Eve Lamont
On entre chez Ève Lamont par la colère documentaire de L'imposture ou par cette manière très québécoise, très physique, de filmer les rapports de classe non comme un concept mais comme une pression quotidienne sur les corps, les logements, les emplois, les solidarités. Lamont appartient à une tradition du documentaire combatif qui ne confond jamais engagement et simplification. Son cinéma prend parti, clairement, mais il sait qu'un rapport de domination ne se laisse comprendre qu'à condition d'être observé dans ses détails les plus concrets.
Dans le contexte du Québec, sa place est essentielle. Elle filme les travailleurs précaires, les femmes, les personnes marginalisées, les communautés tenues à distance du récit officiel de la prospérité. Là où certains documentaires se contentent d'accumuler de l'information, Lamont cherche un contact. Elle regarde les lieux de vie, les visages, les manières de tenir malgré tout. Son œuvre n'a rien de froidement pédagogique. Elle est traversée par une énergie de confrontation, parfois une impatience, qui la rend immédiatement vivante.

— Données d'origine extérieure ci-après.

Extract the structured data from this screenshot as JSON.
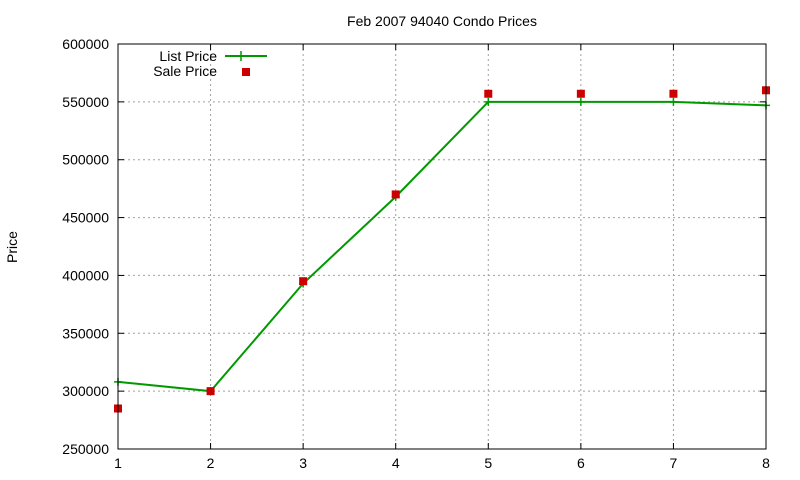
{
  "chart_data": {
    "type": "line",
    "title": "Feb 2007 94040 Condo Prices",
    "xlabel": "",
    "ylabel": "Price",
    "x": [
      1,
      2,
      3,
      4,
      5,
      6,
      7,
      8
    ],
    "xlim": [
      1,
      8
    ],
    "ylim": [
      250000,
      600000
    ],
    "xticks": [
      "1",
      "2",
      "3",
      "4",
      "5",
      "6",
      "7",
      "8"
    ],
    "yticks": [
      "250000",
      "300000",
      "350000",
      "400000",
      "450000",
      "500000",
      "550000",
      "600000"
    ],
    "grid": true,
    "legend_position": "top-left",
    "series": [
      {
        "name": "List Price",
        "style": "line-with-plus-markers",
        "color": "#009900",
        "values": [
          308000,
          300000,
          393000,
          468000,
          550000,
          550000,
          550000,
          547000
        ]
      },
      {
        "name": "Sale Price",
        "style": "square-markers",
        "color": "#cc0000",
        "values": [
          285000,
          300000,
          395000,
          470000,
          557000,
          557000,
          557000,
          560000
        ]
      }
    ]
  }
}
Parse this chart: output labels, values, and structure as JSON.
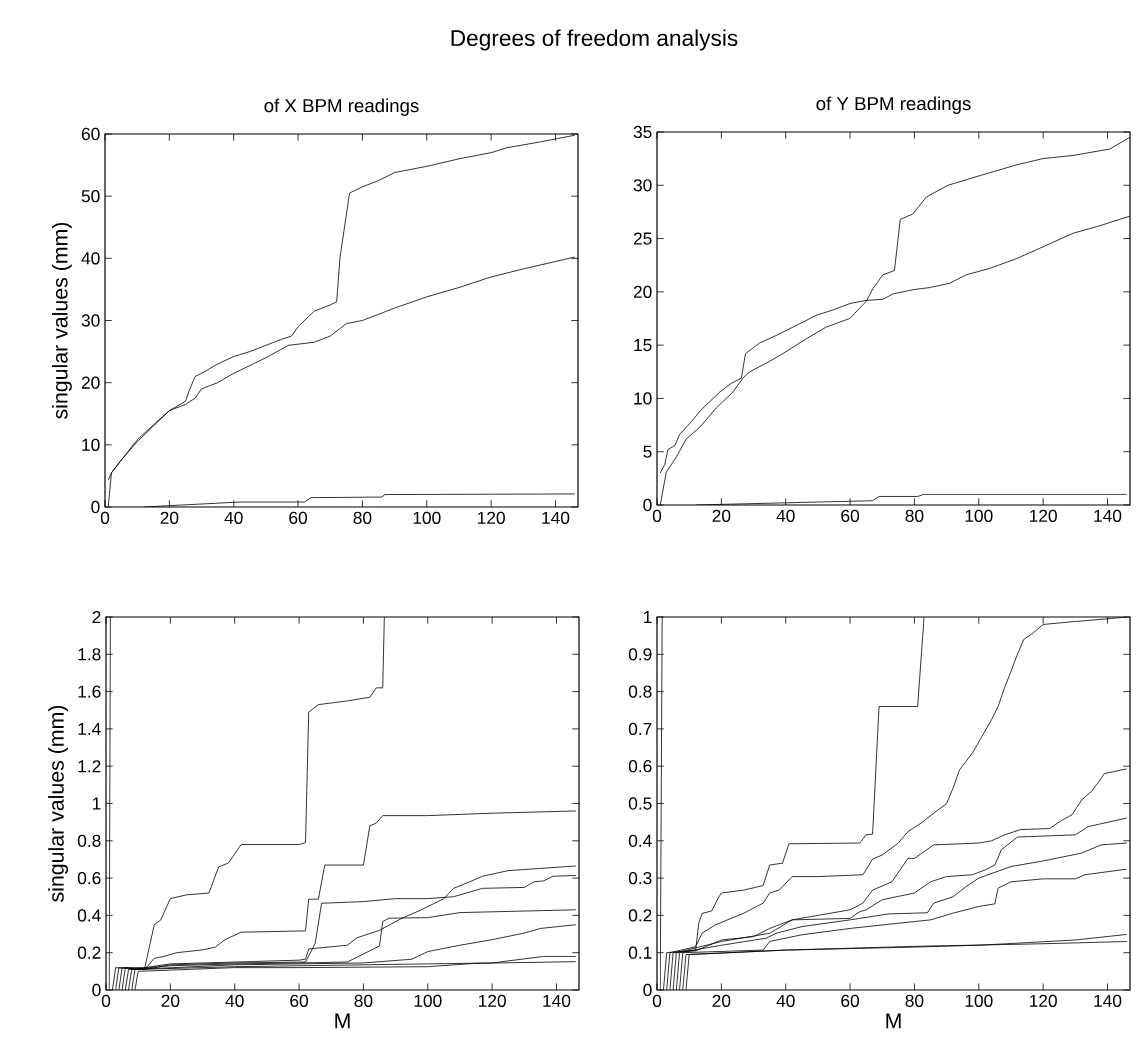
{
  "chart_data": [
    {
      "type": "line",
      "title": "of X BPM readings",
      "ylabel": "singular values (mm)",
      "annotations": [
        "Degrees of freedom analysis"
      ],
      "xlim": [
        0,
        147
      ],
      "ylim": [
        0,
        60
      ],
      "xticks": [
        0,
        20,
        40,
        60,
        80,
        100,
        120,
        140
      ],
      "yticks": [
        0,
        10,
        20,
        30,
        40,
        50,
        60
      ],
      "line_style": "solid",
      "series": [
        {
          "color": "#000000",
          "x": [
            1,
            2,
            5,
            10,
            15,
            20,
            25,
            26,
            28,
            30,
            35,
            40,
            45,
            50,
            55,
            58,
            60,
            65,
            70,
            72,
            73,
            75,
            76,
            78,
            80,
            85,
            90,
            100,
            110,
            120,
            125,
            135,
            146
          ],
          "values": [
            4.3,
            5.5,
            7.5,
            10.8,
            13.2,
            15.5,
            17,
            18.5,
            21,
            21.5,
            23,
            24.2,
            25,
            26,
            27,
            27.5,
            29,
            31.5,
            32.5,
            33,
            40,
            47,
            50.5,
            51,
            51.5,
            52.5,
            53.8,
            54.8,
            56,
            57,
            57.8,
            58.7,
            59.8
          ]
        },
        {
          "color": "#000000",
          "x": [
            1,
            2,
            5,
            10,
            15,
            20,
            25,
            28,
            30,
            35,
            40,
            50,
            57,
            65,
            70,
            75,
            80,
            90,
            100,
            110,
            120,
            130,
            146
          ],
          "values": [
            0,
            5.5,
            7.5,
            10.5,
            13,
            15.5,
            16.5,
            17.5,
            19,
            20,
            21.5,
            24,
            26,
            26.5,
            27.5,
            29.5,
            30,
            32,
            33.8,
            35.3,
            37,
            38.3,
            40.2
          ]
        },
        {
          "color": "#000000",
          "x": [
            12,
            42,
            62,
            64,
            86,
            87,
            146
          ],
          "values": [
            0,
            0.8,
            0.8,
            1.5,
            1.6,
            2,
            2.1
          ]
        }
      ]
    },
    {
      "type": "line",
      "title": "of Y BPM readings",
      "xlim": [
        0,
        147
      ],
      "ylim": [
        0,
        35
      ],
      "xticks": [
        0,
        20,
        40,
        60,
        80,
        100,
        120,
        140
      ],
      "yticks": [
        0,
        5,
        10,
        15,
        20,
        25,
        30,
        35
      ],
      "line_style": "solid",
      "series": [
        {
          "color": "#000000",
          "x": [
            1,
            2.4,
            3.4,
            5.6,
            7,
            11.2,
            13.3,
            16.4,
            19.5,
            23,
            26.2,
            27.5,
            31.9,
            37,
            44.3,
            49.5,
            54.7,
            59.9,
            65,
            70.2,
            73.3,
            79.5,
            84.7,
            90.9,
            96.1,
            103.4,
            111.6,
            122,
            129.3,
            137.6,
            146.9
          ],
          "values": [
            3,
            3.8,
            5.2,
            5.6,
            6.6,
            8,
            8.8,
            9.7,
            10.6,
            11.4,
            11.9,
            14.2,
            15.2,
            15.9,
            17,
            17.8,
            18.3,
            18.9,
            19.2,
            19.3,
            19.8,
            20.2,
            20.4,
            20.8,
            21.6,
            22.2,
            23.1,
            24.5,
            25.5,
            26.2,
            27.1
          ]
        },
        {
          "color": "#000000",
          "x": [
            1,
            2.9,
            6,
            9.1,
            13.3,
            18.4,
            23.6,
            26.7,
            28.8,
            33.9,
            39.1,
            46.4,
            52.6,
            59.9,
            65,
            67.1,
            70.2,
            73.8,
            75.6,
            79.5,
            83.7,
            90.4,
            100.3,
            111.6,
            119.9,
            129.3,
            140.7,
            146.9
          ],
          "values": [
            0,
            3.1,
            4.5,
            6.2,
            7.3,
            9.1,
            10.6,
            11.9,
            12.5,
            13.3,
            14.2,
            15.6,
            16.7,
            17.5,
            19.1,
            20.3,
            21.6,
            22,
            26.8,
            27.3,
            28.9,
            30,
            30.9,
            31.9,
            32.5,
            32.8,
            33.4,
            34.5
          ]
        },
        {
          "color": "#000000",
          "x": [
            12,
            67,
            69,
            81,
            83,
            146
          ],
          "values": [
            0,
            0.4,
            0.8,
            0.8,
            1,
            1
          ]
        }
      ]
    },
    {
      "type": "line",
      "xlabel": "M",
      "ylabel": "singular values (mm)",
      "xlim": [
        0,
        147
      ],
      "ylim": [
        0,
        2
      ],
      "xticks": [
        0,
        20,
        40,
        60,
        80,
        100,
        120,
        140
      ],
      "yticks": [
        0,
        0.2,
        0.4,
        0.6,
        0.8,
        1,
        1.2,
        1.4,
        1.6,
        1.8,
        2
      ],
      "line_style": "solid",
      "series": [
        {
          "color": "#000000",
          "x": [
            1,
            1.36
          ],
          "values": [
            0,
            2
          ]
        },
        {
          "color": "#000000",
          "x": [
            2,
            3,
            10,
            12,
            15,
            17,
            20,
            25,
            32,
            35,
            38,
            42,
            60,
            62,
            63,
            66,
            75,
            82,
            84,
            86,
            86.5
          ],
          "values": [
            0,
            0.12,
            0.11,
            0.116,
            0.35,
            0.375,
            0.49,
            0.51,
            0.52,
            0.66,
            0.68,
            0.78,
            0.78,
            0.79,
            1.49,
            1.53,
            1.55,
            1.57,
            1.62,
            1.62,
            2.0
          ]
        },
        {
          "color": "#000000",
          "x": [
            3,
            4,
            12,
            15,
            18,
            22,
            30,
            34,
            37,
            42,
            62,
            63,
            66,
            68,
            80,
            82,
            84,
            86,
            100,
            120,
            146
          ],
          "values": [
            0,
            0.12,
            0.11,
            0.17,
            0.18,
            0.2,
            0.215,
            0.23,
            0.27,
            0.31,
            0.317,
            0.487,
            0.487,
            0.67,
            0.67,
            0.88,
            0.895,
            0.935,
            0.935,
            0.948,
            0.96
          ]
        },
        {
          "color": "#000000",
          "x": [
            4,
            5,
            12,
            20,
            40,
            60,
            62,
            63,
            66,
            75,
            78,
            85,
            92,
            98,
            105,
            108,
            113,
            117,
            125,
            146
          ],
          "values": [
            0,
            0.12,
            0.12,
            0.14,
            0.15,
            0.16,
            0.165,
            0.22,
            0.225,
            0.24,
            0.28,
            0.32,
            0.385,
            0.43,
            0.49,
            0.545,
            0.58,
            0.61,
            0.64,
            0.665
          ]
        },
        {
          "color": "#000000",
          "x": [
            5,
            6,
            12,
            20,
            40,
            62,
            65,
            67,
            80,
            90,
            100,
            108,
            112,
            117,
            130,
            133,
            136,
            139,
            146
          ],
          "values": [
            0,
            0.12,
            0.11,
            0.135,
            0.145,
            0.15,
            0.25,
            0.465,
            0.474,
            0.49,
            0.49,
            0.5,
            0.52,
            0.545,
            0.55,
            0.58,
            0.585,
            0.61,
            0.614
          ]
        },
        {
          "color": "#000000",
          "x": [
            6,
            7,
            20,
            40,
            60,
            75,
            85,
            86,
            88,
            100,
            110,
            146
          ],
          "values": [
            0,
            0.11,
            0.13,
            0.14,
            0.145,
            0.15,
            0.236,
            0.367,
            0.385,
            0.388,
            0.415,
            0.43
          ]
        },
        {
          "color": "#000000",
          "x": [
            7,
            8,
            40,
            80,
            95,
            100,
            110,
            120,
            130,
            135,
            146
          ],
          "values": [
            0,
            0.11,
            0.135,
            0.145,
            0.165,
            0.206,
            0.24,
            0.27,
            0.305,
            0.33,
            0.35
          ]
        },
        {
          "color": "#000000",
          "x": [
            8,
            9,
            40,
            80,
            100,
            120,
            136,
            146
          ],
          "values": [
            0,
            0.11,
            0.125,
            0.135,
            0.14,
            0.145,
            0.18,
            0.18
          ]
        },
        {
          "color": "#000000",
          "x": [
            9,
            10,
            40,
            60,
            100,
            115,
            146
          ],
          "values": [
            0,
            0.1,
            0.12,
            0.12,
            0.125,
            0.143,
            0.152
          ]
        }
      ]
    },
    {
      "type": "line",
      "xlabel": "M",
      "xlim": [
        0,
        147
      ],
      "ylim": [
        0,
        1
      ],
      "xticks": [
        0,
        20,
        40,
        60,
        80,
        100,
        120,
        140
      ],
      "yticks": [
        0,
        0.1,
        0.2,
        0.3,
        0.4,
        0.5,
        0.6,
        0.7,
        0.8,
        0.9,
        1
      ],
      "line_style": "solid",
      "series": [
        {
          "color": "#000000",
          "x": [
            1,
            1.6
          ],
          "values": [
            0,
            1
          ]
        },
        {
          "color": "#000000",
          "x": [
            2,
            3,
            12,
            13,
            14,
            17,
            19,
            20,
            27,
            33,
            35,
            39,
            41,
            63,
            65,
            67,
            69,
            81,
            83
          ],
          "values": [
            0,
            0.1,
            0.107,
            0.18,
            0.205,
            0.212,
            0.246,
            0.26,
            0.268,
            0.28,
            0.335,
            0.34,
            0.392,
            0.394,
            0.416,
            0.418,
            0.76,
            0.76,
            1.0
          ]
        },
        {
          "color": "#000000",
          "x": [
            3,
            4,
            12,
            14,
            18,
            23,
            27,
            33,
            35,
            38,
            40,
            42,
            50,
            64,
            67,
            70,
            75,
            78,
            82,
            86,
            90,
            92,
            94,
            98,
            101,
            104,
            106,
            108,
            110,
            112,
            114,
            117,
            120,
            130,
            140,
            146
          ],
          "values": [
            0,
            0.1,
            0.116,
            0.152,
            0.174,
            0.192,
            0.206,
            0.233,
            0.26,
            0.268,
            0.286,
            0.304,
            0.304,
            0.309,
            0.351,
            0.362,
            0.394,
            0.425,
            0.447,
            0.474,
            0.5,
            0.541,
            0.59,
            0.635,
            0.68,
            0.725,
            0.76,
            0.81,
            0.854,
            0.9,
            0.94,
            0.958,
            0.98,
            0.988,
            0.995,
            1.0
          ]
        },
        {
          "color": "#000000",
          "x": [
            4,
            5,
            12,
            20,
            30,
            35,
            42,
            50,
            60,
            64,
            67,
            73,
            78,
            80,
            86,
            100,
            104,
            108,
            113,
            122,
            126,
            129,
            132,
            135,
            137,
            139,
            146
          ],
          "values": [
            0,
            0.1,
            0.105,
            0.134,
            0.143,
            0.165,
            0.188,
            0.2,
            0.215,
            0.233,
            0.268,
            0.29,
            0.353,
            0.353,
            0.389,
            0.394,
            0.4,
            0.416,
            0.43,
            0.433,
            0.456,
            0.47,
            0.51,
            0.532,
            0.555,
            0.58,
            0.593
          ]
        },
        {
          "color": "#000000",
          "x": [
            5,
            6,
            20,
            35,
            42,
            60,
            63,
            65,
            70,
            80,
            85,
            90,
            98,
            102,
            105,
            107,
            112,
            130,
            134,
            146
          ],
          "values": [
            0,
            0.1,
            0.13,
            0.152,
            0.188,
            0.192,
            0.21,
            0.215,
            0.242,
            0.26,
            0.29,
            0.304,
            0.309,
            0.322,
            0.335,
            0.376,
            0.41,
            0.416,
            0.438,
            0.461
          ]
        },
        {
          "color": "#000000",
          "x": [
            6,
            7,
            20,
            34,
            37,
            45,
            60,
            63,
            72,
            84,
            86,
            92,
            96,
            100,
            110,
            120,
            132,
            138,
            146
          ],
          "values": [
            0,
            0.1,
            0.12,
            0.139,
            0.152,
            0.17,
            0.188,
            0.192,
            0.204,
            0.207,
            0.233,
            0.25,
            0.277,
            0.3,
            0.331,
            0.346,
            0.367,
            0.389,
            0.394
          ]
        },
        {
          "color": "#000000",
          "x": [
            7,
            8,
            33,
            35,
            45,
            60,
            75,
            85,
            92,
            100,
            105,
            106,
            110,
            120,
            130,
            133,
            146
          ],
          "values": [
            0,
            0.1,
            0.107,
            0.13,
            0.148,
            0.165,
            0.179,
            0.188,
            0.206,
            0.224,
            0.231,
            0.273,
            0.29,
            0.298,
            0.298,
            0.309,
            0.324
          ]
        },
        {
          "color": "#000000",
          "x": [
            8,
            9,
            40,
            80,
            100,
            130,
            146
          ],
          "values": [
            0,
            0.095,
            0.107,
            0.115,
            0.12,
            0.134,
            0.149
          ]
        },
        {
          "color": "#000000",
          "x": [
            9,
            10,
            40,
            80,
            120,
            146
          ],
          "values": [
            0,
            0.095,
            0.107,
            0.117,
            0.124,
            0.13
          ]
        }
      ]
    }
  ]
}
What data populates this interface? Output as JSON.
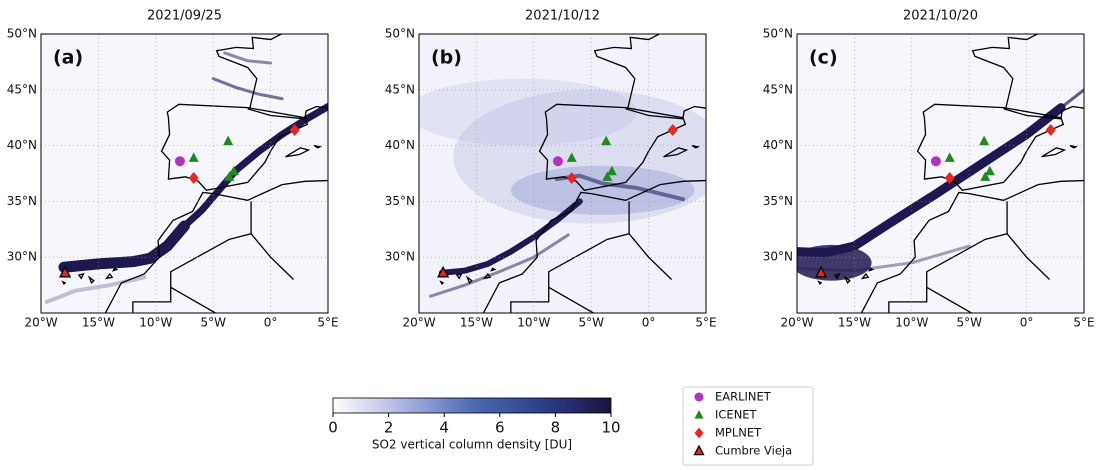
{
  "figure": {
    "panels": [
      {
        "title": "2021/09/25",
        "label": "(a)"
      },
      {
        "title": "2021/10/12",
        "label": "(b)"
      },
      {
        "title": "2021/10/20",
        "label": "(c)"
      }
    ],
    "xlim": [
      -20,
      5
    ],
    "ylim": [
      25,
      50
    ],
    "xticks": [
      {
        "value": -20,
        "label": "20°W"
      },
      {
        "value": -15,
        "label": "15°W"
      },
      {
        "value": -10,
        "label": "10°W"
      },
      {
        "value": -5,
        "label": "5°W"
      },
      {
        "value": 0,
        "label": "0°"
      },
      {
        "value": 5,
        "label": "5°E"
      }
    ],
    "yticks": [
      {
        "value": 30,
        "label": "30°N"
      },
      {
        "value": 35,
        "label": "35°N"
      },
      {
        "value": 40,
        "label": "40°N"
      },
      {
        "value": 45,
        "label": "45°N"
      },
      {
        "value": 50,
        "label": "50°N"
      }
    ],
    "grid": true,
    "series": [
      {
        "name": "EARLINET",
        "color": "#b52fc4",
        "marker": "circle",
        "lon": [
          -7.9
        ],
        "lat": [
          38.6
        ]
      },
      {
        "name": "ICENET",
        "color": "#1e8a1e",
        "marker": "triangle",
        "lon": [
          -6.7,
          -3.7,
          -3.6,
          -3.2
        ],
        "lat": [
          38.9,
          40.4,
          37.2,
          37.7
        ]
      },
      {
        "name": "MPLNET",
        "color": "#e8251f",
        "marker": "diamond",
        "lon": [
          2.1,
          -6.7
        ],
        "lat": [
          41.4,
          37.1
        ]
      },
      {
        "name": "Cumbre Vieja",
        "color": "#e8251f",
        "marker": "triangle-edge",
        "lon": [
          -17.9
        ],
        "lat": [
          28.6
        ]
      }
    ],
    "colorbar": {
      "label": "SO2 vertical column density [DU]",
      "lim": [
        0,
        10
      ],
      "ticks": [
        0,
        2,
        4,
        6,
        8,
        10
      ],
      "colors": [
        "#ffffff",
        "#aeb4e0",
        "#4d6bb3",
        "#2e3f8a",
        "#1a1240"
      ]
    }
  }
}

Cette intensité intéresse CaSTV pour une raison simple : l'horreur sociale existe, et Lamont sait la filmer. Ce n'est pas l'horreur des créatures, mais celle des systèmes qui épuisent, isolent, culpabilisent, exploitent. Ses films montrent des existences prises dans des structures qui paraissent souvent normales à ceux qui n'en subissent pas la violence. Elle fait apparaître ce que la société préfère appeler exception ou dysfonctionnement : le travail cassé, l'endettement, l'emprise, la solitude fabriquée par l'économie. À cet endroit, son cinéma touche à une vérité fondamentale du genre contemporain : le réel lui-même produit ses cauchemars.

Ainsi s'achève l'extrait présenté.